The OpenJaw Big Data platform also supports predictive analytics. Using a series of propensity models, it identifies that John has a propensity to purchase rooms in 5 star family-friendly hotels, as well as travel brands similar to Disney and European holiday destinations.

big data platform customer journey
Using propensity models to identify what John has a propensity to purchase

With this customer insight, a meaningful set of next best actions can be readily identified for each step of the customer journey, as depicted in the diagram above. For example:

  • Deliver personalised content for a Facebook Dynamic Ad during the inspiration & dreaming phase;
  • Deliver a follow-up email with more detailed information to support research and planning;
  • Execute a personalised offer once shopping commences;
  • Execute an appropriate up-sell once booking commences.

What does a technology solution for this use case look like?

A technology solution to implement this framework can take many forms. However, if we focus on the first four steps of the customer journey map, then we can map out a core of the technical solution (in simplified form):

big-data-travel-technology-solution

Here, we have consumers accessing a travel retailing web-site to purchase a travel product or combination of travel products . Behind the scenes an e-commerce platform is working to process inventory information from suppliers, implementing business rules for pricing and offer management.
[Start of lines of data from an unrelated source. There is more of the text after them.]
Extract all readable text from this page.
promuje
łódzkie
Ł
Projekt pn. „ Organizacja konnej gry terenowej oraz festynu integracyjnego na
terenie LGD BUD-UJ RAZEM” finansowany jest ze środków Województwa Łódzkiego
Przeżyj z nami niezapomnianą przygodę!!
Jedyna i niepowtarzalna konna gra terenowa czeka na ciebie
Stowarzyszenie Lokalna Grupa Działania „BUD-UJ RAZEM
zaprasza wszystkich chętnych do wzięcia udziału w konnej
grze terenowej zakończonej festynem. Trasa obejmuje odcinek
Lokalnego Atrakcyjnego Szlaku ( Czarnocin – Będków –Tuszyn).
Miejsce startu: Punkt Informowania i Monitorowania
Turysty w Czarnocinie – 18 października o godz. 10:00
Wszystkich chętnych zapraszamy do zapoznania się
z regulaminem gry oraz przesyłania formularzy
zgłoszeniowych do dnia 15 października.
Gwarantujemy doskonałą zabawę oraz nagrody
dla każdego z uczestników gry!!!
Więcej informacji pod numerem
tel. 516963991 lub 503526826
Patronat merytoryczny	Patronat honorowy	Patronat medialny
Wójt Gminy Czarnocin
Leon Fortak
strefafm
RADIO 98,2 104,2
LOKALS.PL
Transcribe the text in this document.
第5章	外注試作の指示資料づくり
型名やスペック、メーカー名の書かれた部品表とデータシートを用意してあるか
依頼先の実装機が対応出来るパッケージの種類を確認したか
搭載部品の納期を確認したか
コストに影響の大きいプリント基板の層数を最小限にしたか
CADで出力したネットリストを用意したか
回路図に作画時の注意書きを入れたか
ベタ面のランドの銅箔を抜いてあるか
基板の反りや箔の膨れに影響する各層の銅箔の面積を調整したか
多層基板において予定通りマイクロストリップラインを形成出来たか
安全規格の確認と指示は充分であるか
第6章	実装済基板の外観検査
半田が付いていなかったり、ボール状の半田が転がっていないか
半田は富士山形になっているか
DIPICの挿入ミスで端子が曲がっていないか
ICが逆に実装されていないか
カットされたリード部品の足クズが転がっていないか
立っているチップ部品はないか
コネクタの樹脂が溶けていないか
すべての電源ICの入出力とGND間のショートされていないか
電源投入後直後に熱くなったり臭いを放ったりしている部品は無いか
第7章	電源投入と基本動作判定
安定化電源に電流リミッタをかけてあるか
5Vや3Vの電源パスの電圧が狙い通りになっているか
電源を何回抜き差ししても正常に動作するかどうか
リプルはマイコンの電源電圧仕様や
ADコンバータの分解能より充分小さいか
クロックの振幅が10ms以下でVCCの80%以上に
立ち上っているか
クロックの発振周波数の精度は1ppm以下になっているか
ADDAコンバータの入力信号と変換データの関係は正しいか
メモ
If no Big Data capability exists for the travel retailer, then offers are generated on the basis of supply of inventory only i.e. in a product-centric way as described above, using price as the primary lever to maximise revenue.

However, if customer insights are available from a Big Data platform as depicted in the diagram, then the offer management process can be enhanced in a customer-centric way to market inventory to customers that are most likely to purchase it, as well as personalising the offer to maximise the probability of conversion.
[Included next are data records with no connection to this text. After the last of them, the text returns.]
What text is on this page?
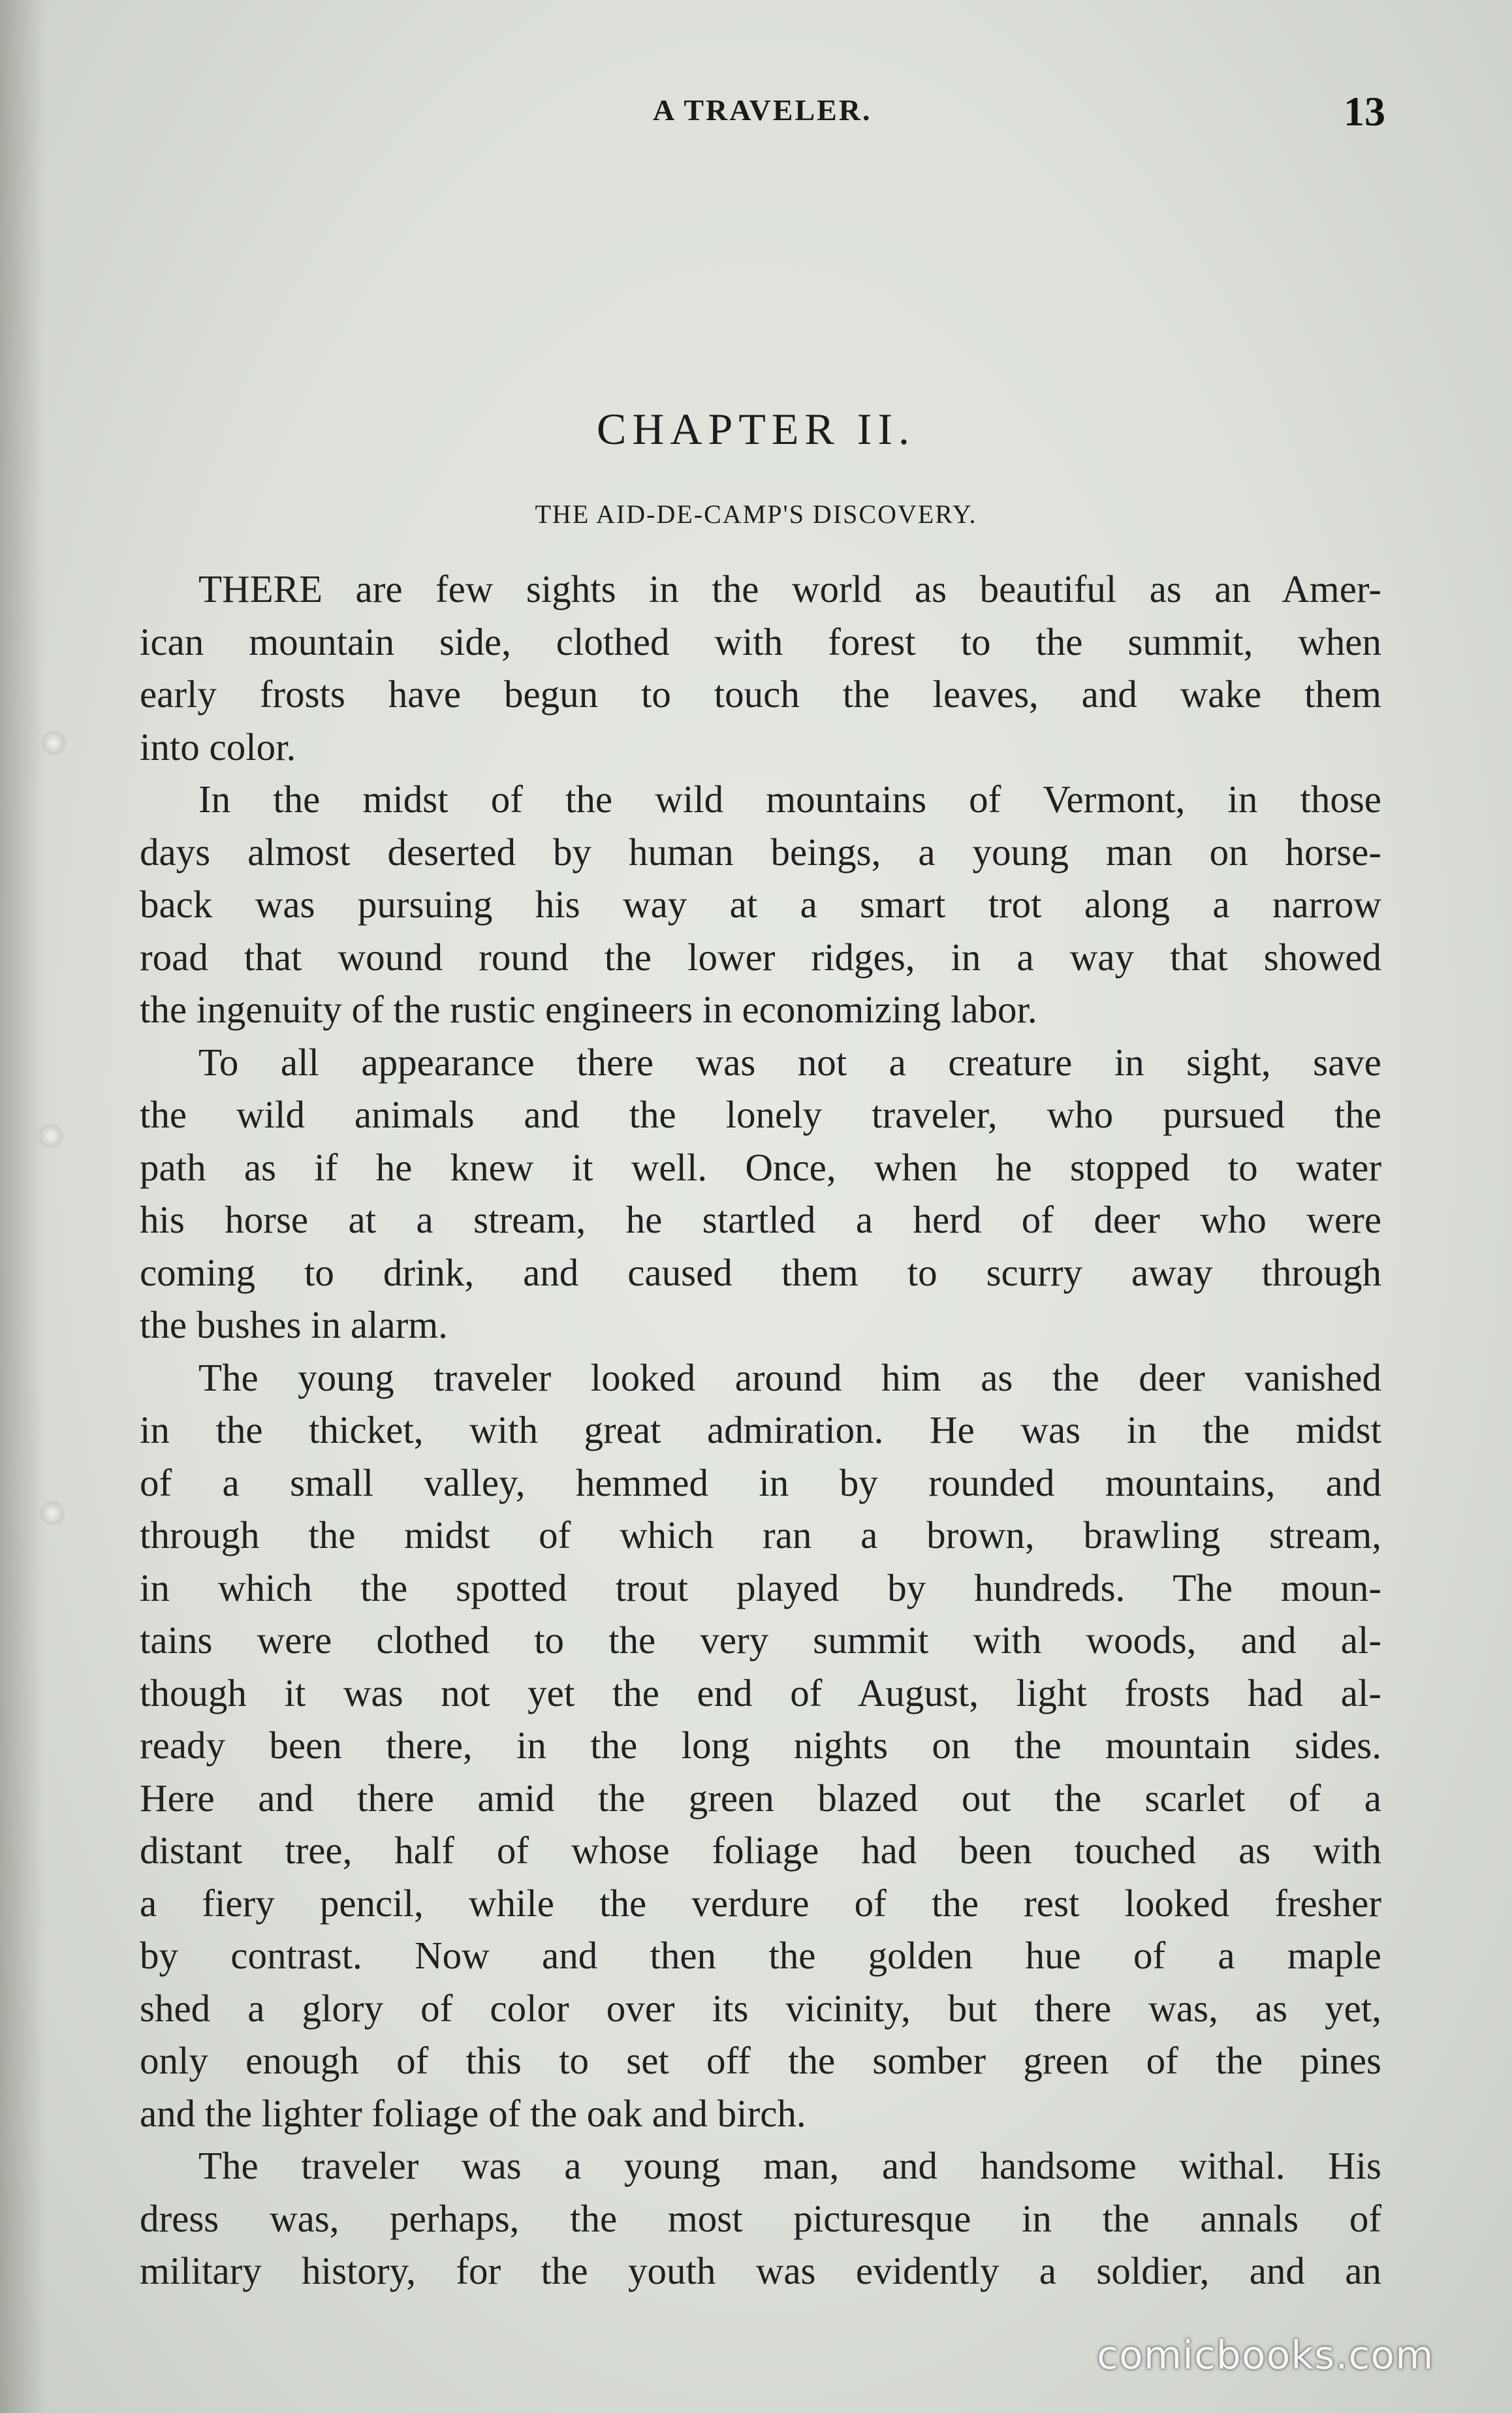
A TRAVELER.	13
CHAPTER II.
THE AID-DE-CAMP'S DISCOVERY.
THERE are few sights in the world as beautiful as an Amer-
ican mountain side, clothed with forest to the summit, when
early frosts have begun to touch the leaves, and wake them
into color.
In the midst of the wild mountains of Vermont, in those
days almost deserted by human beings, a young man on horse-
back was pursuing his way at a smart trot along a narrow
road that wound round the lower ridges, in a way that showed
the ingenuity of the rustic engineers in economizing labor.
To all appearance there was not a creature in sight, save
the wild animals and the lonely traveler, who pursued the
path as if he knew it well. Once, when he stopped to water
his horse at a stream, he startled a herd of deer who were
coming to drink, and caused them to scurry away through
the bushes in alarm.
The young traveler looked around him as the deer vanished
in the thicket, with great admiration. He was in the midst
of a small valley, hemmed in by rounded mountains, and
through the midst of which ran a brown, brawling stream,
in which the spotted trout played by hundreds. The moun-
tains were clothed to the very summit with woods, and al-
though it was not yet the end of August, light frosts had al-
ready been there, in the long nights on the mountain sides.
Here and there amid the green blazed out the scarlet of a
distant tree, half of whose foliage had been touched as with
a fiery pencil, while the verdure of the rest looked fresher
by contrast. Now and then the golden hue of a maple
shed a glory of color over its vicinity, but there was, as yet,
only enough of this to set off the somber green of the pines
and the lighter foliage of the oak and birch.
The traveler was a young man, and handsome withal. His
dress was, perhaps, the most picturesque in the annals of
military history, for the youth was evidently a soldier, and an
comicbooks.com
Naturally, there are many other uses for the customer insight data that is generated by the Big Data platform. In particular, there will be internal users in marketing, revenue management and product management teams that can use this information to enhance their marketing campaigns that sit outside of the e-commerce platform, or to provide insights for product strategy.

Note too that the principles and methods of prescriptive analytics described here can be implemented in an additive way i.e. built on top existing revenue management and pricing algorithms used by travel retailers today, without significant reengineering of these processes or tools.
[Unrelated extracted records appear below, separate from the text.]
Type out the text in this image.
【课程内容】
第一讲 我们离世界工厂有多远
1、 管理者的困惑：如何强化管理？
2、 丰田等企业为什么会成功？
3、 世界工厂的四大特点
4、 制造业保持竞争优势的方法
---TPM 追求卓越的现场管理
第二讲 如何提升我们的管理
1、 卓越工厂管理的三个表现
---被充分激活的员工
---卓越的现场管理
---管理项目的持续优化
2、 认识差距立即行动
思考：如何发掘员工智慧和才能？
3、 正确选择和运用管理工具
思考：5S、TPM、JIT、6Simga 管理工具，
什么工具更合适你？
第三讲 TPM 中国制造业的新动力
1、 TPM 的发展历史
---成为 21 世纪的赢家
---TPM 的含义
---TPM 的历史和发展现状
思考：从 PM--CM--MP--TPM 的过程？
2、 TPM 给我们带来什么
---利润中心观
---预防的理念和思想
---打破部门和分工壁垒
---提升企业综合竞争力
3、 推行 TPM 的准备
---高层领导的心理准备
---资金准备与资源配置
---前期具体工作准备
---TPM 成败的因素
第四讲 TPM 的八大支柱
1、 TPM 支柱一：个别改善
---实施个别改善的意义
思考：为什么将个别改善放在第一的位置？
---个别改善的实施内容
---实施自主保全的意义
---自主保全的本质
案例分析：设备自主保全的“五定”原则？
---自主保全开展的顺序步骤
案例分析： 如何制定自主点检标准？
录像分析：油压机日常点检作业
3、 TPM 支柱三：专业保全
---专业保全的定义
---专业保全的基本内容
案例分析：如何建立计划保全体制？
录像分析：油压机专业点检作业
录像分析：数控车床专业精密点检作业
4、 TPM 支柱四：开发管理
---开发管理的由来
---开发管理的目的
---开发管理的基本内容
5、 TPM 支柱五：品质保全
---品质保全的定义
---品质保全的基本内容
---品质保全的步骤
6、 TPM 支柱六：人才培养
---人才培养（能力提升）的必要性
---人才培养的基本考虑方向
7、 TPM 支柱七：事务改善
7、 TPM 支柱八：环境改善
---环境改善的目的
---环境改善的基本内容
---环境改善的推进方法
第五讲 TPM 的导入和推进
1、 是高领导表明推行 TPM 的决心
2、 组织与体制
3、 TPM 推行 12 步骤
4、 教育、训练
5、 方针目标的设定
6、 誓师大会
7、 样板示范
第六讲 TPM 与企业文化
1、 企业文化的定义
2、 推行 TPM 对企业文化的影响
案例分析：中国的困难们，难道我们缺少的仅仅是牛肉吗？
More information on the technical underpinnings of this diagram and the products available from OpenJaw to implement it (namely t-Data and t-Retail) can be found at www.openjawtech.com or by contacting the author.

Conclusion

Our goal here was to highlight how prescriptive analytics is in many respects the ‘final frontier’ for any travel retailer on a Big Data journey. It is undoubtedly a challenging area that requires a sophisticated technology infrastructure to implement, but given its potential to complete a travel retailing strategy by matching the supply of inventory with ongoing customer demand in a systematic way, it is an important field that must be taken seriously.

A second goal was to tie the pieces together from each of our four Big Data articles to illustrate how there is a natural roadmap for every travel retailer on a Big Data journey. This roadmap can be broken into 4 parts:

  1. It starts with building a scalable Big Data warehouse that can supply high quality integrated data for analytics;
  2. It then evolves to implementing descriptive analytics to make that data accessible and useful across the organisation;
  3. Once this foundational work is complete the challenging work of building a predictive analytics capability can commence;
  4. Finally, the complex domain of prescriptive analytics can be tackled.

Once the ‘final frontier’ of prescriptive analytics is reached and the principles of next best action are implemented in an e-commerce platform, the potential to truly transform and optimise a travel retailing business is reached as supply is systematically and continuously matched to customer demand.